Protocol Analysis with Time
This work addresses the need for formal analysis of time-dependent cryptographic protocols, which is incremental as it builds on existing protocol analysis tools.
The authors tackled the problem of analyzing cryptographic protocols that incorporate time, by developing a timed protocol framework with a process algebra and transition semantics that accounts for time properties. They demonstrated feasibility by implementing it in Maude-NPA with an SMT solver, successfully analyzing attacks like Mafia fraud and distance hijacking on distance-bounding protocols.
We present a framework suited to the analysis of cryptographic protocols that make use of time in their execution. We provide a process algebra syntax that makes time information available to processes, and a transition semantics that takes account of fundamental properties of time. Additional properties can be added by the user if desirable.
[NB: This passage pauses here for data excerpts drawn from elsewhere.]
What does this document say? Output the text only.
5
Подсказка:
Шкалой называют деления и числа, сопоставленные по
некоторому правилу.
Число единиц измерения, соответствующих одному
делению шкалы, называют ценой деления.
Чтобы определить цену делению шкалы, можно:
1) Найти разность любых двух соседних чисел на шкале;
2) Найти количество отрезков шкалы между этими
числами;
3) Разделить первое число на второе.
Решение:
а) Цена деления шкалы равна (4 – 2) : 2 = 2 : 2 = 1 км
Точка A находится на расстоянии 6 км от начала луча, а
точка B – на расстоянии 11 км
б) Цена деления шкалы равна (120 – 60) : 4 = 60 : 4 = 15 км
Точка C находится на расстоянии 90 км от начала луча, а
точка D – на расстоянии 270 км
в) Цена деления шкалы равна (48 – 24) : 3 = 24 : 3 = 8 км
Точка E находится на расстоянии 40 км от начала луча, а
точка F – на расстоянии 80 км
This timed protocol framework can be implemented either as a simulation tool or as a symbolic analysis tool in which time references are represented by logical variables, and in which the properties of time are implemented as constraints on those time logical variables. These constraints are carried along the symbolic execution of the protocol. The satisfiability of these constraints can be evaluated as the analysis proceeds, so attacks that violate the laws of physics can be rejected as impossible. We demonstrate the feasibility of our approach by using the Maude-NPA protocol analyzer together with an SMT solver that is used to evaluate the satisfiability of timing constraints. We provide a sound and complete protocol transformation from our timed process algebra to the Maude-NPA syntax and semantics, and we prove its soundness and completeness. We then use the tool to analyze Mafia fraud and distance hijacking attacks on a suite of distance-bounding protocols.